Answering Obama's call?
Parents as the nation's education stimulus package
By Carol Lloyd
Six months since President Barack Obama urged Americans to volunteer in their communities, a new report by GreatSchools and Harris Interactive suggests that some parents may be taking his message to heart. According to a survey of more than 1,000 parents, this year parents plan to increase their volunteering in schools by 20%. “The Economy’s Impact on Back to School” also found that 64% of parents believe that it is more important to volunteer now than before.
What’s behind this increased interest in volunteering?
Beyond the inspirational speeches of the nation’s father in chief, bleak economic times may have played a part. In the midst of the worst recession in 70 years, the nation’s schools face devastating budget cuts — threatening everything from enrichment programs to classroom supplies.
According to the report, some parents — especially lower- and moderate-income families living in urban school districts — expect the current economy to have a destructive effect on their children’s schools. For some parents, the new interest in volunteering is far more pronounced. This year 60% of African American parents say they intend to volunteer — up from 23% in 2008.
Could increased parental involvement provide a much-needed glimmer of hope for the nations’ schools? Project Appleseed, a nonprofit that attempted to measure the economic stimulus of increased parent volunteering, concluded that "if every public school student had at least one family member volunteer 10 hours, the minimum dollar benefit to children and schools would be $17 billion in volunteer capacity." Though the potential payoff of more parent involvement is great, the question remains will it materialize?
According to the report, while many parents recognize the importance of being actively involved in their children’s education, only 44% volunteered in schools last year.
What keeps parents from attending those fun-filled PTO meetings, chaperoning all-day field trips, and working in the classroom? Not surprisingly, most parents (71%) report that the primary obstacle to getting involved is time. But the second most cited obstacle may provide a wake-up call for educators: Half of parents note that the lack of opportunities provided by schools or teachers is a major impediment to their involvement.

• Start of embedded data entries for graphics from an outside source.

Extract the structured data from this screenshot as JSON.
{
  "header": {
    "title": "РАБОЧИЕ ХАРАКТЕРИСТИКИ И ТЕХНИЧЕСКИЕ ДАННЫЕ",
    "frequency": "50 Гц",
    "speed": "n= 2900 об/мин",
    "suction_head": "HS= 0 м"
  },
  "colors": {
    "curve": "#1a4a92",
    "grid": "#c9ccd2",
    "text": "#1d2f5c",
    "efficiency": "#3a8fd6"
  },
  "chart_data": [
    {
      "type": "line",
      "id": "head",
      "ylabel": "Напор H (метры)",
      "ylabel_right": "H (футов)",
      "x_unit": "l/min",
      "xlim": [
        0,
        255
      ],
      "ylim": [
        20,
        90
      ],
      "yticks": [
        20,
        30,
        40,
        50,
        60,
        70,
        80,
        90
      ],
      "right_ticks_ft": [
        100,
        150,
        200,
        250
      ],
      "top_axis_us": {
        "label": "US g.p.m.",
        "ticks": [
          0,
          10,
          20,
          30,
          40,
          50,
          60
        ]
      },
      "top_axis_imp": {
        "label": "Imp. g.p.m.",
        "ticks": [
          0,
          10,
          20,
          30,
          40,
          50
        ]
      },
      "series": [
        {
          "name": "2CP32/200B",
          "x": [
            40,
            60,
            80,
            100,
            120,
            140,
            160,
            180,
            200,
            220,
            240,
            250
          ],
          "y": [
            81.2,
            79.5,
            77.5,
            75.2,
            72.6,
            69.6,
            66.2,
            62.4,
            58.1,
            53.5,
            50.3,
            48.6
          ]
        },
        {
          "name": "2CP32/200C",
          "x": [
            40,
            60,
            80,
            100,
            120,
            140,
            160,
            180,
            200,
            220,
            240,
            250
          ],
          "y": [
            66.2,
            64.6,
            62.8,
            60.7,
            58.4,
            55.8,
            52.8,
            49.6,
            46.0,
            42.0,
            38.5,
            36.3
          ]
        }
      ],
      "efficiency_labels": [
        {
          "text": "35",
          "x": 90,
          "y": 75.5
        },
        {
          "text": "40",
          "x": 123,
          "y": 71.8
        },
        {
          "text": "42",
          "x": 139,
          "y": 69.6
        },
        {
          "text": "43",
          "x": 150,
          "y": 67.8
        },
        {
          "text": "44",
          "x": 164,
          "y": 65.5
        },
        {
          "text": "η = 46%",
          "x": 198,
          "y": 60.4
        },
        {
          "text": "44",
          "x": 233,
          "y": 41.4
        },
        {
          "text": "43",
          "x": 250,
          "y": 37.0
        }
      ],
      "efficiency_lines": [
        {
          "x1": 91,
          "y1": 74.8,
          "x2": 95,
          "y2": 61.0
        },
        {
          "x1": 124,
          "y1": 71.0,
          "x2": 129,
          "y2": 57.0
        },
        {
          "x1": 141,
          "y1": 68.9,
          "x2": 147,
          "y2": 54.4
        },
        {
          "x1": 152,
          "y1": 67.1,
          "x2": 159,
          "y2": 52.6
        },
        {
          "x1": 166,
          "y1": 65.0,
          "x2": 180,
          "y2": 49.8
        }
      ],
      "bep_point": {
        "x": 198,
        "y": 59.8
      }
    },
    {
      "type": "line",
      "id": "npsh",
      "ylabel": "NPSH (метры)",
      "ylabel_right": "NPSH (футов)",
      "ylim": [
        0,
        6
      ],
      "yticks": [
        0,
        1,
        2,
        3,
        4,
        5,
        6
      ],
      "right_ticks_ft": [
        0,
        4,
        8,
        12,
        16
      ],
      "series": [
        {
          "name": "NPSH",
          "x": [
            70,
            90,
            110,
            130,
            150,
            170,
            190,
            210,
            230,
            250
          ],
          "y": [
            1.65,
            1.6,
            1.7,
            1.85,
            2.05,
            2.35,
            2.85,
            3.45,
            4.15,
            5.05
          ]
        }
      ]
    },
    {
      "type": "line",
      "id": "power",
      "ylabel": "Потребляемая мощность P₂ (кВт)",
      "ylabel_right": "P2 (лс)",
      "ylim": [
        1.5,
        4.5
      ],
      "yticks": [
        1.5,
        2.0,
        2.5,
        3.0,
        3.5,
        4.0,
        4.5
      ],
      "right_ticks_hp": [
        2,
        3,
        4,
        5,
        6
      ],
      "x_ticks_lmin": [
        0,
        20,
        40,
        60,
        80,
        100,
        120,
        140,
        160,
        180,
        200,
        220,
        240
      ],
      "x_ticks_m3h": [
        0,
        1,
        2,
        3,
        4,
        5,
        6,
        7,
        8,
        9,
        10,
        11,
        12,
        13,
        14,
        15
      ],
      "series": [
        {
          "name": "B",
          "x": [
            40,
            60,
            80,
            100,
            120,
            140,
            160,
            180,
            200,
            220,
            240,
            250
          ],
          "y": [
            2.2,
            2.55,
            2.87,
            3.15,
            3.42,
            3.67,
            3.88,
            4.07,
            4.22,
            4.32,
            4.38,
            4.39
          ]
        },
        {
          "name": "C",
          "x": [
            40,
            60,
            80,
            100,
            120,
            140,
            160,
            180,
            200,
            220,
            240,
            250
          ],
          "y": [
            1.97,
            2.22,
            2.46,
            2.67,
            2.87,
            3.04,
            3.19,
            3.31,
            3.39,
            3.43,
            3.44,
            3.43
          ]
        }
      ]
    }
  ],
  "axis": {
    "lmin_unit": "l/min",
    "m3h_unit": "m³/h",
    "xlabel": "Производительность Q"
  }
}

What’s more, the report finds that the best parental intentions don’t always translate into best practices, especially when it comes to back-to-school preparation. According to the study, at least three-quarters of parents alter sleep schedules and buy supplies, but fewer than half focus on more substantial preparations — such as finding out what subjects their kids will be learning, or reducing television time.
Conducted by GreatSchools and Harris Interactive, “The Economy’s Impact on Back to School” questioned 1,086 parents of school-aged kids in the United States.